Dans cette logique, il est pertinent de :
- durcir les obligations de confidentialité (données clients, marges, stratégie, savoir-faire) ;
- prévoir une obligation de loyauté renforcée ;
- encadrer une éventuelle clause de non-concurrence post-contrat, indemnisée et proportionnée.
Enfin, il est indispensable d’articuler ces clauses avec celles prévues dans les statuts ou le pacte d’associés.
d) Clause d’articulation contrat de travail / statut d’associé
En complément, il est judicieux d’insérer une clause clarifiant les liens entre les deux statuts.
Ainsi, on peut rappeler que :
- la rupture du contrat de travail n’entraîne pas automatiquement la perte de la qualité d’associé ;
- la sortie du capital obéit exclusivement aux statuts et au pacte d’associés.
L’objectif est clair : éviter qu’un juge prud’homal doive trancher une question de capital mal encadrée.
Dans les statuts / le pacte : organiser l’entrée et la sortie
a) Clause d’agrément
Pour commencer, il faut contrôler l’entrée de nouveaux associés.
À ce titre, l’entreprise peut :
- soumettre toute cession d’actions à une procédure d’agrément ;
- prévoir, si nécessaire, un agrément allégé pour certaines structures (comme une holding personnelle).
Ainsi, elle évite l’entrée d’un tiers indésirable au capital.
b) Clause de préemption
Ensuite, la clause de préemption permet aux associés en place de garder la main.
Concrètement, elle impose :
- une notification du projet de cession ;
- un droit prioritaire d’achat aux mêmes conditions.
De cette manière, les associés conservent le contrôle de l’actionnariat.
Clauses de « leaver » : anticiper le départ
Il s’agit ici du point le plus stratégique.

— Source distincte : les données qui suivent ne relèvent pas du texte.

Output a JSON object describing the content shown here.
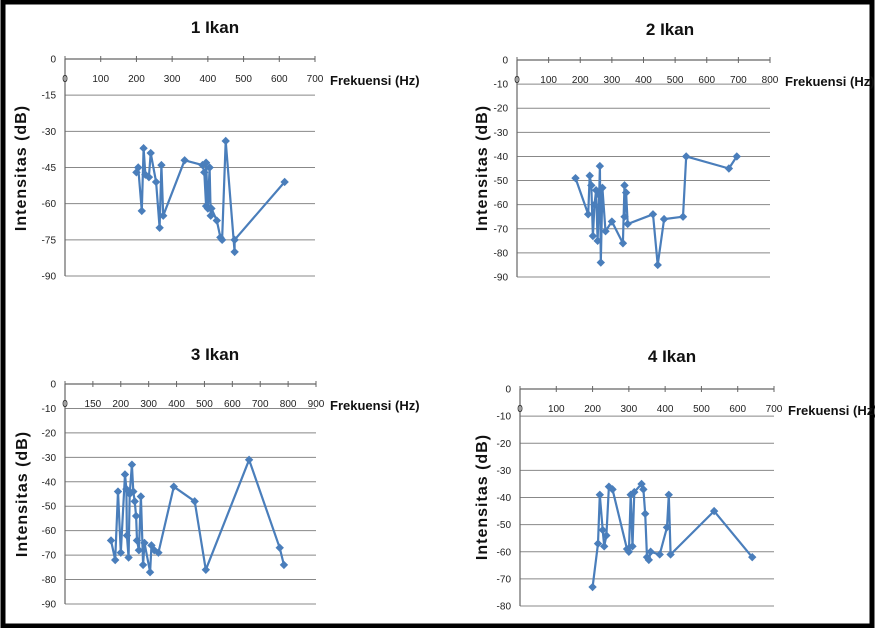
{
  "chart_data": [
    {
      "type": "line",
      "title": "1 Ikan",
      "xlabel": "Frekuensi (Hz)",
      "ylabel": "Intensitas (dB)",
      "xlim": [
        0,
        700
      ],
      "ylim": [
        -90,
        0
      ],
      "x_ticks": [
        "0",
        "100",
        "200",
        "300",
        "400",
        "500",
        "600",
        "700"
      ],
      "y_ticks": [
        "0",
        "-15",
        "-30",
        "-45",
        "-60",
        "-75",
        "-90"
      ],
      "series": [
        {
          "color": "#4A7EBB",
          "points": [
            [
              200,
              -47
            ],
            [
              205,
              -45
            ],
            [
              215,
              -63
            ],
            [
              220,
              -37
            ],
            [
              225,
              -48
            ],
            [
              235,
              -49
            ],
            [
              240,
              -39
            ],
            [
              255,
              -51
            ],
            [
              265,
              -70
            ],
            [
              270,
              -44
            ],
            [
              275,
              -65
            ],
            [
              335,
              -42
            ],
            [
              385,
              -44
            ],
            [
              390,
              -47
            ],
            [
              395,
              -61
            ],
            [
              395,
              -43
            ],
            [
              400,
              -62
            ],
            [
              405,
              -45
            ],
            [
              408,
              -65
            ],
            [
              410,
              -62
            ],
            [
              425,
              -67
            ],
            [
              435,
              -74
            ],
            [
              440,
              -75
            ],
            [
              450,
              -34
            ],
            [
              475,
              -80
            ],
            [
              475,
              -75
            ],
            [
              615,
              -51
            ]
          ]
        }
      ]
    },
    {
      "type": "line",
      "title": "2 Ikan",
      "xlabel": "Frekuensi (Hz)",
      "ylabel": "Intensitas (dB)",
      "xlim": [
        0,
        800
      ],
      "ylim": [
        -90,
        0
      ],
      "x_ticks": [
        "0",
        "100",
        "200",
        "300",
        "400",
        "500",
        "600",
        "700",
        "800"
      ],
      "y_ticks": [
        "0",
        "-10",
        "-20",
        "-30",
        "-40",
        "-50",
        "-60",
        "-70",
        "-80",
        "-90"
      ],
      "series": [
        {
          "color": "#4A7EBB",
          "points": [
            [
              185,
              -49
            ],
            [
              225,
              -64
            ],
            [
              230,
              -48
            ],
            [
              235,
              -52
            ],
            [
              240,
              -73
            ],
            [
              245,
              -60
            ],
            [
              250,
              -54
            ],
            [
              255,
              -75
            ],
            [
              260,
              -56
            ],
            [
              262,
              -44
            ],
            [
              265,
              -84
            ],
            [
              270,
              -53
            ],
            [
              280,
              -71
            ],
            [
              300,
              -67
            ],
            [
              335,
              -76
            ],
            [
              340,
              -52
            ],
            [
              340,
              -65
            ],
            [
              345,
              -55
            ],
            [
              350,
              -68
            ],
            [
              430,
              -64
            ],
            [
              445,
              -85
            ],
            [
              465,
              -66
            ],
            [
              525,
              -65
            ],
            [
              535,
              -40
            ],
            [
              670,
              -45
            ],
            [
              695,
              -40
            ]
          ]
        }
      ]
    },
    {
      "type": "line",
      "title": "3 Ikan",
      "xlabel": "Frekuensi (Hz)",
      "ylabel": "Intensitas (dB)",
      "xlim": [
        0,
        900
      ],
      "ylim": [
        -90,
        0
      ],
      "x_ticks": [
        "0",
        "150",
        "200",
        "300",
        "400",
        "500",
        "600",
        "700",
        "800",
        "900"
      ],
      "y_ticks": [
        "0",
        "-10",
        "-20",
        "-30",
        "-40",
        "-50",
        "-60",
        "-70",
        "-80",
        "-90"
      ],
      "series": [
        {
          "color": "#4A7EBB",
          "points": [
            [
              165,
              -64
            ],
            [
              180,
              -72
            ],
            [
              190,
              -44
            ],
            [
              200,
              -69
            ],
            [
              215,
              -37
            ],
            [
              220,
              -43
            ],
            [
              222,
              -62
            ],
            [
              228,
              -71
            ],
            [
              232,
              -45
            ],
            [
              240,
              -33
            ],
            [
              245,
              -44
            ],
            [
              250,
              -48
            ],
            [
              255,
              -54
            ],
            [
              258,
              -64
            ],
            [
              265,
              -68
            ],
            [
              272,
              -46
            ],
            [
              280,
              -74
            ],
            [
              285,
              -65
            ],
            [
              305,
              -77
            ],
            [
              310,
              -66
            ],
            [
              320,
              -68
            ],
            [
              335,
              -69
            ],
            [
              390,
              -42
            ],
            [
              465,
              -48
            ],
            [
              505,
              -76
            ],
            [
              660,
              -31
            ],
            [
              770,
              -67
            ],
            [
              785,
              -74
            ]
          ]
        }
      ]
    },
    {
      "type": "line",
      "title": "4 Ikan",
      "xlabel": "Frekuensi (Hz)",
      "ylabel": "Intensitas (dB)",
      "xlim": [
        0,
        700
      ],
      "ylim": [
        -80,
        0
      ],
      "x_ticks": [
        "0",
        "100",
        "200",
        "300",
        "400",
        "500",
        "600",
        "700"
      ],
      "y_ticks": [
        "0",
        "-10",
        "-20",
        "-30",
        "-40",
        "-50",
        "-60",
        "-70",
        "-80"
      ],
      "series": [
        {
          "color": "#4A7EBB",
          "points": [
            [
              200,
              -73
            ],
            [
              215,
              -57
            ],
            [
              220,
              -39
            ],
            [
              228,
              -52
            ],
            [
              232,
              -58
            ],
            [
              238,
              -54
            ],
            [
              245,
              -36
            ],
            [
              255,
              -37
            ],
            [
              295,
              -59
            ],
            [
              300,
              -60
            ],
            [
              305,
              -39
            ],
            [
              310,
              -58
            ],
            [
              315,
              -38
            ],
            [
              335,
              -35
            ],
            [
              340,
              -37
            ],
            [
              345,
              -46
            ],
            [
              350,
              -62
            ],
            [
              355,
              -63
            ],
            [
              360,
              -60
            ],
            [
              385,
              -61
            ],
            [
              405,
              -51
            ],
            [
              410,
              -39
            ],
            [
              415,
              -61
            ],
            [
              535,
              -45
            ],
            [
              640,
              -62
            ]
          ]
        }
      ]
    }
  ]
}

Autrement dit : que se passe-t-il lorsque le cadre quitte l’entreprise ?
a) Définir les situations : good leaver / bad leaver
Tout d’abord, il faut catégoriser les situations.

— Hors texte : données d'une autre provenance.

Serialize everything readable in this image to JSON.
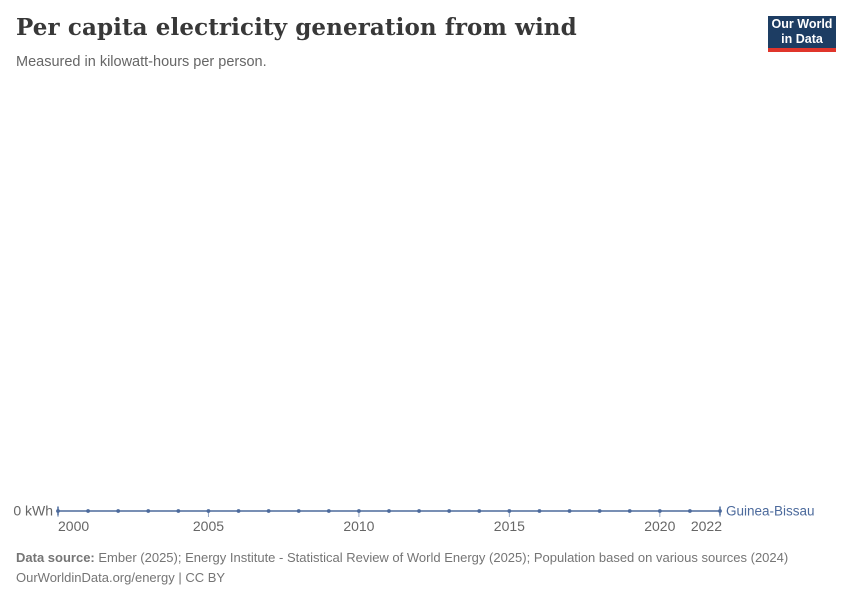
{
  "header": {
    "title": "Per capita electricity generation from wind",
    "subtitle": "Measured in kilowatt-hours per person.",
    "logo": {
      "line1": "Our World",
      "line2": "in Data"
    }
  },
  "chart_data": {
    "type": "line",
    "title": "Per capita electricity generation from wind",
    "subtitle": "Measured in kilowatt-hours per person.",
    "unit": "kilowatt-hours per person",
    "x": [
      2000,
      2001,
      2002,
      2003,
      2004,
      2005,
      2006,
      2007,
      2008,
      2009,
      2010,
      2011,
      2012,
      2013,
      2014,
      2015,
      2016,
      2017,
      2018,
      2019,
      2020,
      2021,
      2022
    ],
    "series": [
      {
        "name": "Guinea-Bissau",
        "values": [
          0,
          0,
          0,
          0,
          0,
          0,
          0,
          0,
          0,
          0,
          0,
          0,
          0,
          0,
          0,
          0,
          0,
          0,
          0,
          0,
          0,
          0,
          0
        ],
        "color": "#4c6a9c"
      }
    ],
    "x_tick_labels": [
      2000,
      2005,
      2010,
      2015,
      2020,
      2022
    ],
    "y_axis_tick": "0 kWh",
    "ylim": [
      0,
      0
    ],
    "grid": false,
    "legend": "entity label at right end of line",
    "marker": "point-per-year"
  },
  "colors": {
    "line": "#4c6a9c",
    "axis_text": "#666666",
    "logo_bg": "#1d3d63",
    "logo_red": "#e0352b",
    "footer_text": "#757575",
    "title_text": "#383838"
  },
  "footer": {
    "source_label": "Data source:",
    "source_text": "Ember (2025); Energy Institute - Statistical Review of World Energy (2025); Population based on various sources (2024)",
    "line2": "OurWorldinData.org/energy | CC BY"
  }
}
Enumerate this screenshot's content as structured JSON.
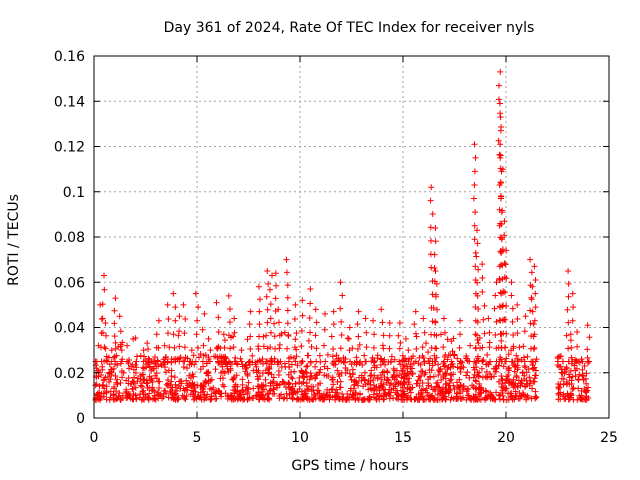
{
  "chart_data": {
    "type": "scatter",
    "title": "Day 361 of 2024, Rate Of TEC Index for receiver nyls",
    "xlabel": "GPS time / hours",
    "ylabel": "ROTI / TECUs",
    "xlim": [
      0,
      25
    ],
    "ylim": [
      0,
      0.16
    ],
    "x_ticks": [
      "0",
      "5",
      "10",
      "15",
      "20",
      "25"
    ],
    "y_ticks": [
      "0",
      "0.02",
      "0.04",
      "0.06",
      "0.08",
      "0.1",
      "0.12",
      "0.14",
      "0.16"
    ],
    "grid": true,
    "marker": "plus",
    "color": "#ff0000",
    "series": [
      {
        "x": [
          0.1,
          0.2,
          0.35,
          0.45,
          0.6,
          0.9,
          1.0,
          1.3,
          1.6,
          2.0,
          2.4,
          2.8,
          3.1,
          3.4,
          3.6,
          3.9,
          4.1,
          4.4,
          4.7,
          5.0,
          5.3,
          5.6,
          6.0,
          6.3,
          6.6,
          6.8,
          7.2,
          7.6,
          8.0,
          8.4,
          8.6,
          8.8,
          9.0,
          9.4,
          9.8,
          10.1,
          10.5,
          10.8,
          11.2,
          11.6,
          12.0,
          12.4,
          12.8,
          13.2,
          13.6,
          14.0,
          14.4,
          14.8,
          15.2,
          15.6,
          16.0,
          16.4,
          16.55,
          16.6,
          17.0,
          17.4,
          17.8,
          18.2,
          18.5,
          18.6,
          18.9,
          19.2,
          19.5,
          19.7,
          19.75,
          19.8,
          19.9,
          20.0,
          20.3,
          20.6,
          20.9,
          21.2,
          21.3,
          21.4,
          22.5,
          22.8,
          23.0,
          23.2,
          23.4,
          23.7,
          24.0
        ],
        "y": [
          0.022,
          0.032,
          0.05,
          0.063,
          0.042,
          0.03,
          0.053,
          0.045,
          0.032,
          0.025,
          0.03,
          0.025,
          0.043,
          0.032,
          0.05,
          0.055,
          0.045,
          0.05,
          0.03,
          0.055,
          0.046,
          0.035,
          0.051,
          0.037,
          0.054,
          0.044,
          0.03,
          0.047,
          0.058,
          0.065,
          0.063,
          0.064,
          0.048,
          0.07,
          0.05,
          0.052,
          0.057,
          0.048,
          0.046,
          0.047,
          0.06,
          0.04,
          0.047,
          0.044,
          0.043,
          0.048,
          0.042,
          0.042,
          0.035,
          0.047,
          0.044,
          0.102,
          0.084,
          0.065,
          0.044,
          0.034,
          0.043,
          0.032,
          0.121,
          0.083,
          0.068,
          0.044,
          0.06,
          0.153,
          0.139,
          0.116,
          0.087,
          0.074,
          0.06,
          0.05,
          0.045,
          0.07,
          0.058,
          0.067,
          0.027,
          0.025,
          0.065,
          0.055,
          0.038,
          0.026,
          0.041
        ]
      }
    ],
    "band": {
      "segments": [
        [
          0.05,
          21.5
        ],
        [
          22.5,
          24.0
        ]
      ],
      "y_low": 0.008,
      "y_high": 0.028
    }
  }
}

- Le good leaver correspond à un départ légitime ou subi (maladie, retraite, licenciement économique, etc.).
- Le bad leaver vise les départs fautifs ou déloyaux (faute grave, concurrence, départ brutal).
Ces catégories doivent être définies avec précision.
b) Mécanisme de rachat obligatoire
Ensuite, il faut organiser la sortie du capital.
L’entreprise peut prévoir que le cadre devra céder ses titres :
- à la société (si possible juridiquement) ;
- ou aux autres associés.
Dans la pratique :
- un good leaver cède ses titres à une valeur proche du marché ;
- un bad leaver subit une décote, parfois très significative.
Ainsi, l’entreprise évite de rester liée à un associé en conflit, tout en préservant une certaine équité.
Non-concurrence et non-sollicitation côté associé
Au-delà du contrat de travail, les statuts ou le pacte peuvent également encadrer le comportement post-sortie.
Ils peuvent notamment prévoir :
- une interdiction de concurrencer la société ;
- une interdiction de solliciter salariés et clients.
Cependant, ces clauses doivent rester proportionnées (durée, zone, activité) et cohérentes avec celles du contrat de travail.
Droits politiques : encadrer le pouvoir
Par ailleurs, il est souvent nécessaire de limiter l’influence d’un cadre minoritaire.
Pour cela, l’entreprise peut :
- attribuer des actions sans droits particuliers ou sans droit de vote ;
- fixer des règles de majorité adaptées ;
- prévoir des clauses de révision de la participation.
L’objectif est simple : permettre l’association au capital sans créer un « co-dirigeant » involontaire.
Valorisation et liquidité : prévenir les blocages
Enfin, il faut anticiper la sortie dès l’entrée.
Deux éléments sont essentiels :
- une méthode claire de valorisation (formule ou expert indépendant) ;
- un mécanisme minimal de liquidité (possibilité de sortie, organisation d’un rachat, etc.).
À défaut, deux risques apparaissent :
- un cadre bloqué avec ses titres ;
- ou un conflit majeur sur le prix de sortie.
Conclusion
En définitive, intégrer un cadre au capital impose de construire une double architecture cohérente : celle du salarié et celle de l’associé.
Ainsi, les clauses doivent couvrir trois moments clés :
- l’entrée (agrément, préemption),
- la vie dans la société (gouvernance, information, non-concurrence),
- et surtout la sortie (good/bad leaver, rachat, valorisation).
À défaut, un outil de fidélisation efficace peut rapidement se transformer en une source majeure de conflits.